Counting possible combinations to open a lock( 2006 ACM ICPC) I was working on a problem in a coding competition and I began to wonder about the analytical (mathematical) solution to this problem. I am not even sure how to go about counting this. Any ideas will be helpful. 
Link to the problem: http://www.acmgnyr.org/year2006/d.pdf 
I am pasting the problem here, in case you don't want to click the link. Sorry about the length! The question says write a code, but I am just curious about how to do it mathematically without writing code. 
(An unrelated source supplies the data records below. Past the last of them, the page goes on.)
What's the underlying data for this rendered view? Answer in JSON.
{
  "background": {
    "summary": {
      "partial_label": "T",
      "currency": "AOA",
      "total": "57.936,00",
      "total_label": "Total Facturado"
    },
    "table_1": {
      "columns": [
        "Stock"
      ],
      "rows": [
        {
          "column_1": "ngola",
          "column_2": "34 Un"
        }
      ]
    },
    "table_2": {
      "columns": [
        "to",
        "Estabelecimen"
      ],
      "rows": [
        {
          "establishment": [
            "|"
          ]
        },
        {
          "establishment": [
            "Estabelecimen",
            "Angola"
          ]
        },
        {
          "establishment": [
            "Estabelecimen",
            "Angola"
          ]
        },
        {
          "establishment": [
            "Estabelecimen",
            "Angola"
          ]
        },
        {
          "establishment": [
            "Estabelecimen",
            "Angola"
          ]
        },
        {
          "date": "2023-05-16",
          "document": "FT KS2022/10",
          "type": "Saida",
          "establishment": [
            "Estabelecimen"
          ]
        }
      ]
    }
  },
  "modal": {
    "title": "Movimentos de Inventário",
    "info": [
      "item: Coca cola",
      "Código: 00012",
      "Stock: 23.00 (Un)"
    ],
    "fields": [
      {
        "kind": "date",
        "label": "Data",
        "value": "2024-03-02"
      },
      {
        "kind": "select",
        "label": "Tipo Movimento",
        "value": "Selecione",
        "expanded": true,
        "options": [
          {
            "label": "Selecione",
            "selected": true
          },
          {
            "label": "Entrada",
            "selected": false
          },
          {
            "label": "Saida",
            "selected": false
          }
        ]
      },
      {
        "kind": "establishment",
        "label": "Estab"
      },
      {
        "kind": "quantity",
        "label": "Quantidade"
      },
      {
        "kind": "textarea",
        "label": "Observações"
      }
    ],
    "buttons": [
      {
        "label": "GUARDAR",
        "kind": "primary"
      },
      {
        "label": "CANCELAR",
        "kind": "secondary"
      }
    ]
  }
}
A push button door lock consists of a number of push buttons  B. The lock is opened by pressing the  correct sequence of button combinations and then turning the doorknob. If the sequence of presses is correct, the door magically opens. A combination consists of 1 or more buttons being pressed simultaneously. A sequence consists of a series of combinations. A sequence must have at least one combination. Once a button  has been used in a combination,it may not be used again in the same sequence. In addition, it is  not necessary to use all the buttons in a sequence. For example, for 
B=8: 
(1-2-3)(4)(7-8)
is a valid sequence with 3 combinations (1-2-3), (4), and (7-8). Note that buttons 5 and  6 are not used in this sequence. (1-2-3)(2-4)(5-6) 
is not a valid sequence, since button 2 appears in 2 combinations (1-2-3) and (2-4). Write a program that  determines the number of valid sequences possible for given values of B. 
When $B=3$ there are 25 sequences and when $B=4$, there are 149 sequences.
 A: Let $B'=B\cup\{\infty\}$, where $\infty$ isn't a button. If you partition $B'$ into $k>1$ sets, that determines $k-1$ combinations - the partition with $\infty$ isn't counted - and there are $(k-1)!$ ways to order those combinations into a sequence. So $$\sum_{k=2}^{|B|+1} (k-1)!p_k(B')$$ is the count required, where $p_k(X)$ is the number of ways of partitioning a set $X$ into $k$ non-empty sets.
Now $p_n(X)=S(|X|,k)$ is the Stirling number of the second kind. So if $n=|B|$ then $|B'|=n+1$ and we get the numbers:
$$\sum_{k=2}^{n+1} (k-1)!S(n+1,k)$$
Using data from Wikipedia, we have $S(4,2)=7,S(4,3)=6,S(4,4)=1$. That yields, for $|B|=3$, the formulation:
$$1!\cdot 7 + 2!\cdot 6 + 3!\cdot 1 = 25$$
which is the value posted by user paw in comments, and disagrees with your 45.
For $n=1,2,3$ we get $1,5,25$, which is interesting.
For $|B|=4$, though, we get:
$$1!\cdot 15+2!\cdot 25 +3!\cdot 10 + 4!\cdot 1 = 149$$
Wikipedia's formula for $S(n,k)$ might be useful:
$$S(n,k) =\frac{1}{k!}\sum_{j=0}^k (-1)^{k-j}\binom{k}{j}j^n$$
Yielding:
$$\sum_{k=2}^{n+1}\frac{1}{k}\sum_{j=0}^k(-1)^{k-j} \binom{k}{j}j^{n+1}$$
A slightly different counting approach gives:
$$1+2\sum_{k=2}^n k!S(n,k)$$
For example, when $n=4$ this is $$1+2\left( 2!\cdot S(4,2)+3!\cdot S(4,3)+4!\cdot S(4,4)\right)=1+2\cdot 74=149$$
(The counting argument is as follows. We take a partition of $B$ into $k$ parts. We can use either all $k$ parts as combinations, in any order, or, when $k>1$, we can also use only $k-1$ parts. That gives us $2k!$ answers contributed by this partition.)
This formula might be better because Wikipedia says that:
$$a_n=\sum_{k=0}^{n} k!\cdot S(n,k)$$ is something called the $n$th "ordered Bell number," and the count we are looking for, for $n>0$, is thus equal to $2a_n-1$. Ordered Bell numbers (or Fubini numbers) are listed on the OEIS page as sequence number A000670.